3 "The natural worth of anything consists in its fitness to supply the necessities, or serve the conveniences of human life." (John Locke, "Some Considerations on the Consequences of the Lowering of Interest, 1691" in Works, Edit. (London, 1777), vol. II, p. 28.) In English writers of the seventeenth century we frequently find "worth" in the sense of value in use, and "value" in the sense of exchange-value. This is quite in accordance with the spirit of a language that likes to use a Teutonic word for the actual thing, and a Romance word for its reflexion. [Marx.]

4 In bourgeois societies the economic fictio juris prevails, that everyone, as a buyer, possesses an encyclopaedic knowledge of commodities.

5 "La valeur consiste dans le rapport d'echange qui se trouve entre telle chose et telle autre, entre telle mesure d'une production, et telle mesure d'une autre." (Le Trosne, "De l'Interet Social," Physiocrates, Ed. Daire (Paris, 1846), p. 889.) ["Value consists in the relationship of exchange between one thing and another, between one measure of production and another such measure."]

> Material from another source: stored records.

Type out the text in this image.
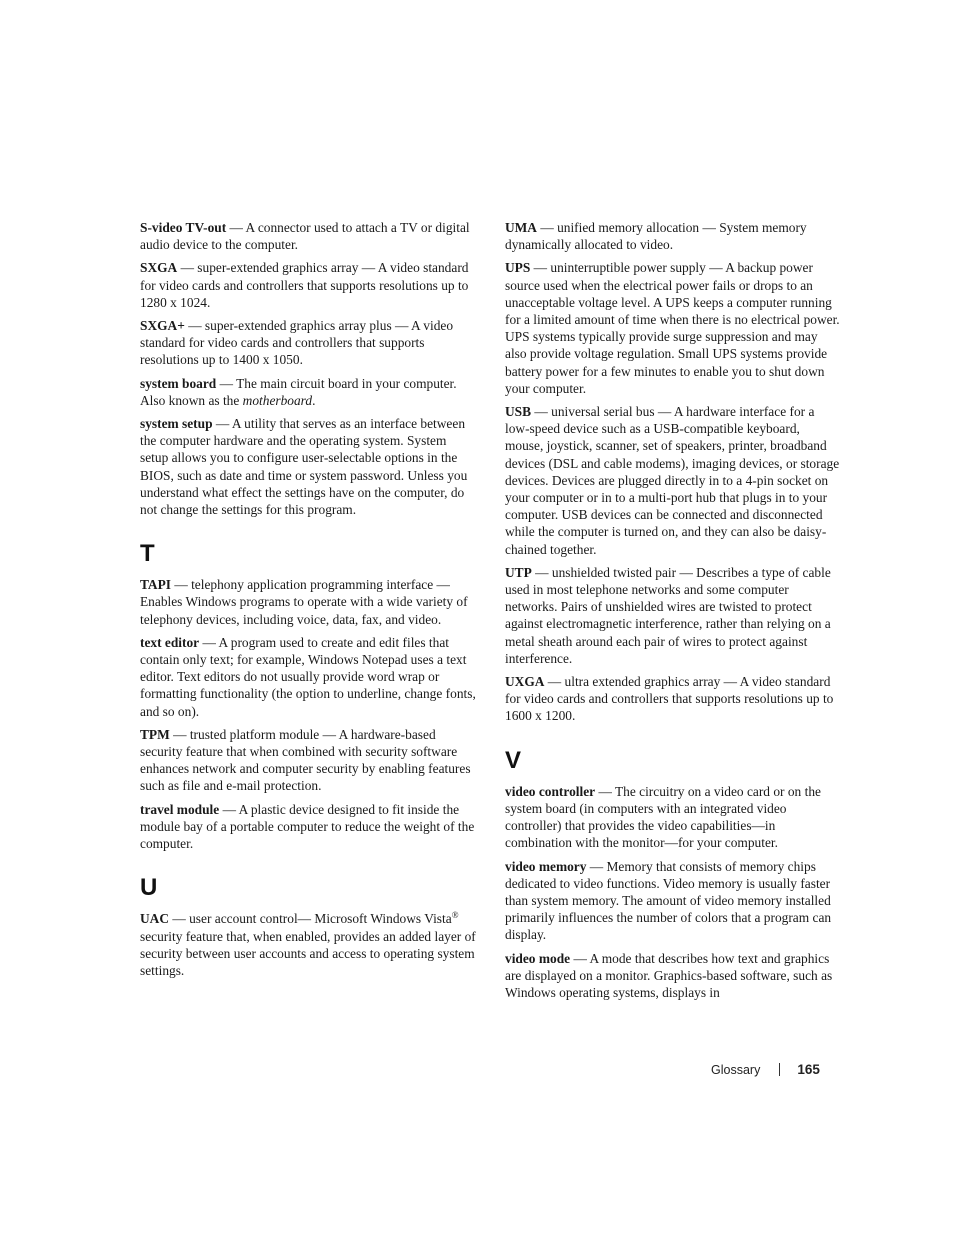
S-video TV-out — A connector used to attach a TV or digital audio device to the computer.

SXGA — super-extended graphics array — A video standard for video cards and controllers that supports resolutions up to 1280 x 1024.

SXGA+ — super-extended graphics array plus — A video standard for video cards and controllers that supports resolutions up to 1400 x 1050.

system board — The main circuit board in your computer. Also known as the motherboard.

system setup — A utility that serves as an interface between the computer hardware and the operating system. System setup allows you to configure user-selectable options in the BIOS, such as date and time or system password. Unless you understand what effect the settings have on the computer, do not change the settings for this program.

T

TAPI — telephony application programming interface — Enables Windows programs to operate with a wide variety of telephony devices, including voice, data, fax, and video.

text editor — A program used to create and edit files that contain only text; for example, Windows Notepad uses a text editor. Text editors do not usually provide word wrap or formatting functionality (the option to underline, change fonts, and so on).

TPM — trusted platform module — A hardware-based security feature that when combined with security software enhances network and computer security by enabling features such as file and e-mail protection.

travel module — A plastic device designed to fit inside the module bay of a portable computer to reduce the weight of the computer.

U

UAC — user account control— Microsoft Windows Vista® security feature that, when enabled, provides an added layer of security between user accounts and access to operating system settings.

UMA — unified memory allocation — System memory dynamically allocated to video.

UPS — uninterruptible power supply — A backup power source used when the electrical power fails or drops to an unacceptable voltage level. A UPS keeps a computer running for a limited amount of time when there is no electrical power. UPS systems typically provide surge suppression and may also provide voltage regulation. Small UPS systems provide battery power for a few minutes to enable you to shut down your computer.

USB — universal serial bus — A hardware interface for a low-speed device such as a USB-compatible keyboard, mouse, joystick, scanner, set of speakers, printer, broadband devices (DSL and cable modems), imaging devices, or storage devices. Devices are plugged directly in to a 4-pin socket on your computer or in to a multi-port hub that plugs in to your computer. USB devices can be connected and disconnected while the computer is turned on, and they can also be daisy-chained together.

UTP — unshielded twisted pair — Describes a type of cable used in most telephone networks and some computer networks. Pairs of unshielded wires are twisted to protect against electromagnetic interference, rather than relying on a metal sheath around each pair of wires to protect against interference.

UXGA — ultra extended graphics array — A video standard for video cards and controllers that supports resolutions up to 1600 x 1200.

V

video controller — The circuitry on a video card or on the system board (in computers with an integrated video controller) that provides the video capabilities—in combination with the monitor—for your computer.

video memory — Memory that consists of memory chips dedicated to video functions. Video memory is usually faster than system memory. The amount of video memory installed primarily influences the number of colors that a program can display.

video mode — A mode that describes how text and graphics are displayed on a monitor. Graphics-based software, such as Windows operating systems, displays in

Glossary	165
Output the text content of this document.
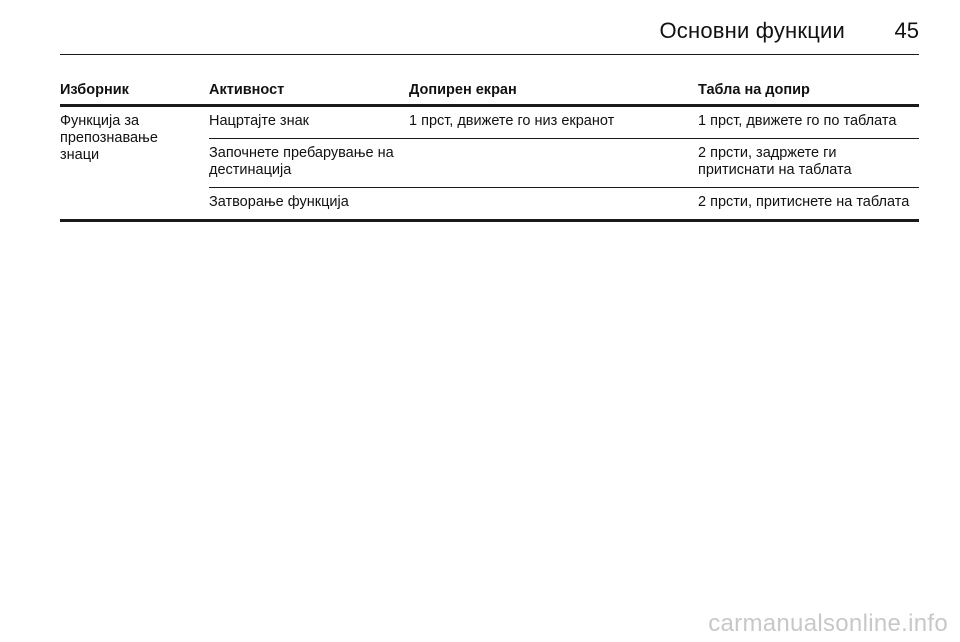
Основни функции 45
Изборник	Активност	Допирен екран	Табла на допир
Функција за препознавање знаци	Нацртајте знак	1 прст, движете го низ екранот	1 прст, движете го по таблата
	Започнете пребарување на дестинација		2 прсти, задржете ги притиснати на таблата
	Затворање функција		2 прсти, притиснете на таблата
carmanualsonline.info
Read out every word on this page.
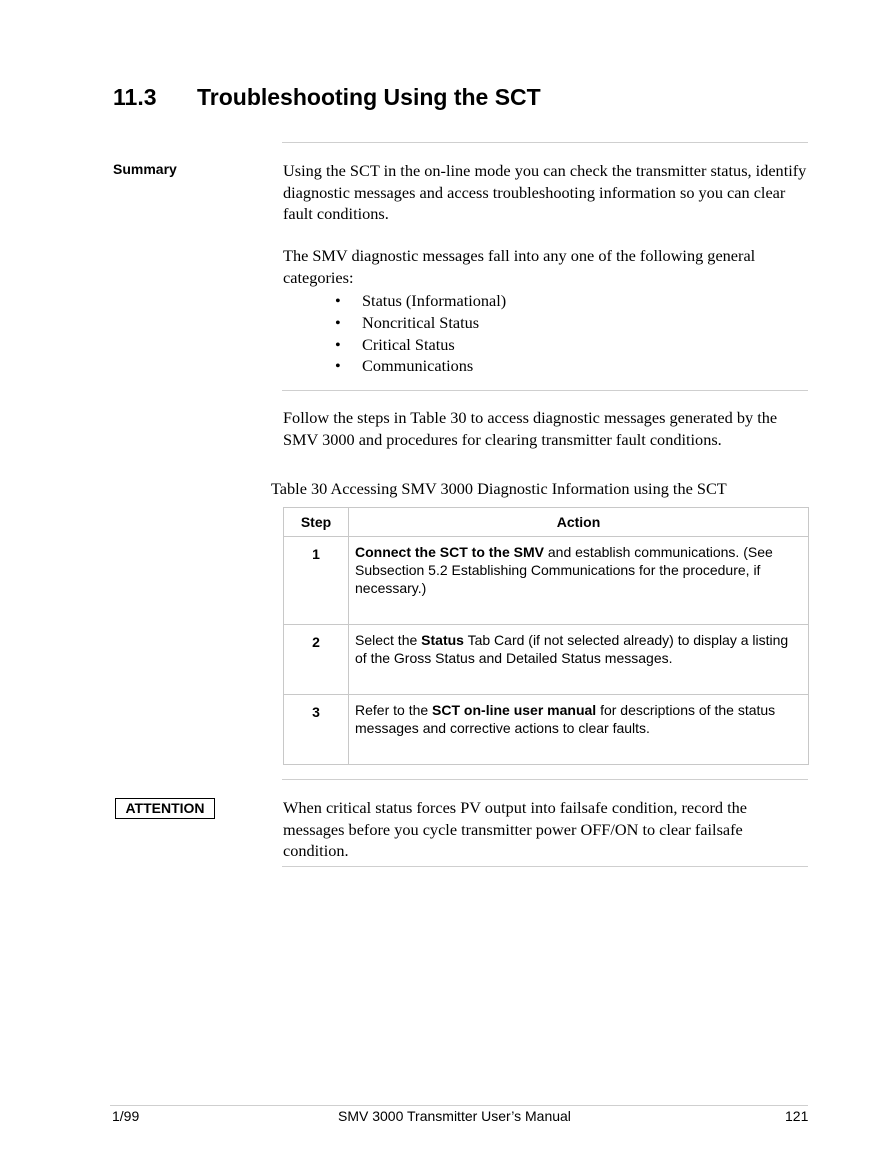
11.3 Troubleshooting Using the SCT
Summary	Using the SCT in the on-line mode you can check the transmitter status, identify diagnostic messages and access troubleshooting information so you can clear fault conditions.

The SMV diagnostic messages fall into any one of the following general categories:

• Status (Informational)
• Noncritical Status
• Critical Status
• Communications

Follow the steps in Table 30 to access diagnostic messages generated by the SMV 3000 and procedures for clearing transmitter fault conditions.

Table 30 Accessing SMV 3000 Diagnostic Information using the SCT
Step	Action
1	Connect the SCT to the SMV and establish communications. (See Subsection 5.2 Establishing Communications for the procedure, if necessary.)
2	Select the Status Tab Card (if not selected already) to display a listing of the Gross Status and Detailed Status messages.
3	Refer to the SCT on-line user manual for descriptions of the status messages and corrective actions to clear faults.
ATTENTION	When critical status forces PV output into failsafe condition, record the messages before you cycle transmitter power OFF/ON to clear failsafe condition.

1/99	SMV 3000 Transmitter User’s Manual	121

6 "Nothing can have an intrinsick value." (N. Barbon, 1. c, p. 6); or as Butler says - "The value of a thing is just as much as it will bring."

7 "What are we to think of a law that asserts itself only by periodical revolution? It is just nothing but a law of Nature, founded on the want of knowledge of those whose action is the subject of it." (Friedrich Engels, "Umrisse zu einer Kritik der Nationalokonomie," in the "Deutsch- franzosische Jahrbucher," edited by Arnold Ruge and Karl Marx (Paris, 1844).)

8 "A ridiculous presumption has latterly got abroad that common property in its primitive form is specifically a Slavonian, or even exclusively Russian, form. It is the primitive form that we can prove to have existed amongst Romans, Teutons, and Celts, and even to this day we find numerous examples, ruins though they be, in India. A more exhaustive study of Asiatic, and especially of Indian forms of common property, would show how from the different forms of primitive common property, different forms of its dissolution have been developed. Thus, for instance, the various original types of Roman and Teutonic private property are deducible from different forms of Indian common property." (Karl Marx, "Zur Kritik," &c, p. 10.)